Il cristianesimo può integrare i temi della filosofia post-moderna come ha integrato Platone e Aristotele? «Certamente non può integrare il disincanto nei confronti delle grandi narrazioni, ma l’affermazione che l’uomo moderno che si crede libero in realtà non lo è e la concentrazione sulla vicenda biografica come alternativa ai grandi sistemi aprono la porta all’annuncio di Cristo che rende veramente liberi e alla testimonianza personale cristiana. Occorre poi ricordare che sempre la Chiesa ha avuto bisogno di un certo tempo per formulare una risposta significativa alla sfida di una certa epoca: Lutero affigge le sue tesi nel 1517, il Concilio di Trento si svolge fra il 1545 e il 1563».

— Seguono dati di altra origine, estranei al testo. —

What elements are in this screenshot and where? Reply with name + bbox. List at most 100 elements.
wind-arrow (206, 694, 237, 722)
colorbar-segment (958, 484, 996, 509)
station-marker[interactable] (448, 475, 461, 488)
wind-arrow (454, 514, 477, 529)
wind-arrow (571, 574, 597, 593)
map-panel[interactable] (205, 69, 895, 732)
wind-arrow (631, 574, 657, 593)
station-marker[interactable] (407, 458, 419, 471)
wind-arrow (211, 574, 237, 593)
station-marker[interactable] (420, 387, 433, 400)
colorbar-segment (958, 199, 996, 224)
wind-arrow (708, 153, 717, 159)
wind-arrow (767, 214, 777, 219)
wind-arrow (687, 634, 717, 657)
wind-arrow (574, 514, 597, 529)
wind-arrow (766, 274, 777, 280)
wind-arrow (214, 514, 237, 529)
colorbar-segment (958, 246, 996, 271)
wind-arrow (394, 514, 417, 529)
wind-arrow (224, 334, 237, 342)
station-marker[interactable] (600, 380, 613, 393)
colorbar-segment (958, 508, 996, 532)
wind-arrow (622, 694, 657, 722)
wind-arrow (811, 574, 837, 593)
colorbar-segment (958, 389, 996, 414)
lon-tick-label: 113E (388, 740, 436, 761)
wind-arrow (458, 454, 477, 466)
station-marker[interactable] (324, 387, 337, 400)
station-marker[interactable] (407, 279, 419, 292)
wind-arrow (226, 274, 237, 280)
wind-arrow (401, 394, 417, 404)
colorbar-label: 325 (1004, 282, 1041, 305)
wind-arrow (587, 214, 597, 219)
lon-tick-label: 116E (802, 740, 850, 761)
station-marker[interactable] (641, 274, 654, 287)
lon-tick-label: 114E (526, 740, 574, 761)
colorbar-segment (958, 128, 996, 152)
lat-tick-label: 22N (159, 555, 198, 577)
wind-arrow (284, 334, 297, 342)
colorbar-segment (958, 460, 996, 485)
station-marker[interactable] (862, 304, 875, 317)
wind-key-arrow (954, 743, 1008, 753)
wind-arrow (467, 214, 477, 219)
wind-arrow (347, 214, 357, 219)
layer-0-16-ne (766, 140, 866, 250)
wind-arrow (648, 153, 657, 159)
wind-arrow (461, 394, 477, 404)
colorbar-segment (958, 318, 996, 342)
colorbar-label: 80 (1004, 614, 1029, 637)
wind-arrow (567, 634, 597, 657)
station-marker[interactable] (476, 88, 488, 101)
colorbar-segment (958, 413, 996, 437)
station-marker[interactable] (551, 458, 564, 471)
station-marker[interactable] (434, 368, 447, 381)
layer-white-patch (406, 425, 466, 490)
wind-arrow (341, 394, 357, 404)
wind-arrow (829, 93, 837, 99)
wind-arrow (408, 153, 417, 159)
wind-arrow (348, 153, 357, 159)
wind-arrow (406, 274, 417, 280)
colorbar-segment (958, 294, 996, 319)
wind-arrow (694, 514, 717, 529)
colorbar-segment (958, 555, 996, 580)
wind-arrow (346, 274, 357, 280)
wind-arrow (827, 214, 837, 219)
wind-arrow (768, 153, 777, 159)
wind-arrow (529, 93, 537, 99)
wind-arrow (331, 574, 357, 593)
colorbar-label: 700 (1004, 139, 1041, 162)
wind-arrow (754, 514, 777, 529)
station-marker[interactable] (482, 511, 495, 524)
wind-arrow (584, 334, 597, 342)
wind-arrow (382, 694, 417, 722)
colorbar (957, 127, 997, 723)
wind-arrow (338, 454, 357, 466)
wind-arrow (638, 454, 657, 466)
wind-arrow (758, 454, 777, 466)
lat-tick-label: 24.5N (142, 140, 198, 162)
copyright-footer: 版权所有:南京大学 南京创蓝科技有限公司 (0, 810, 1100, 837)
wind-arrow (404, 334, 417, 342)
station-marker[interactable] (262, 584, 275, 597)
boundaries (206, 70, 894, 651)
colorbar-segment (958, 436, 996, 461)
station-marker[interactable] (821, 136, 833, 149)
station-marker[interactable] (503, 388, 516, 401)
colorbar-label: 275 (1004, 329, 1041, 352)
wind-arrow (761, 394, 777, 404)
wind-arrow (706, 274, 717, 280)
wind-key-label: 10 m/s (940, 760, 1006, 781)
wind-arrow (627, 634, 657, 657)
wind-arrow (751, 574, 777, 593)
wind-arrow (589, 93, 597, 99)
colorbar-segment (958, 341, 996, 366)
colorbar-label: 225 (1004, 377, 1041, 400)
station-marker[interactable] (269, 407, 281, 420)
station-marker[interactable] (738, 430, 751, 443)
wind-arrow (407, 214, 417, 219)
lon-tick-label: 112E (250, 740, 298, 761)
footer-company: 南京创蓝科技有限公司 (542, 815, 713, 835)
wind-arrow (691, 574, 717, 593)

«NON DOBBIAMO AVERE PAURA»
La grande lezione di Giovanni Paolo II sta nel fatto che non si limitò a teorizzare la nuova evangelizzazione, ma la praticò in prima persona e incoraggiò gli altri a farlo: «Non ha avuto paura di quella che sembrava una “mission impossible”. Ha viaggiato fino agli estremi confini della Terra per annunciare Cristo, e ha continuato a farlo quando era malato, senza paura di mostrare la debolezza, senza nascondere la sofferenza. A noi vescovi regalava croci pettorali con impressa la scritta “Duc in altum”, cioè “Prendete il largo e sulla mia parola gettate le reti”: le parole con cui Cristo invita ad avere fede in Lui. Del valore di alcuni insegnamenti di questo papa, soprattutto della sua teologia del corpo, ci renderemo conto meglio fra qualche decennio. Non dobbiamo avere paura, perché anche la cultura post-moderna finirà e verranno tempi più propizi, più aperti all’evangelizzazione».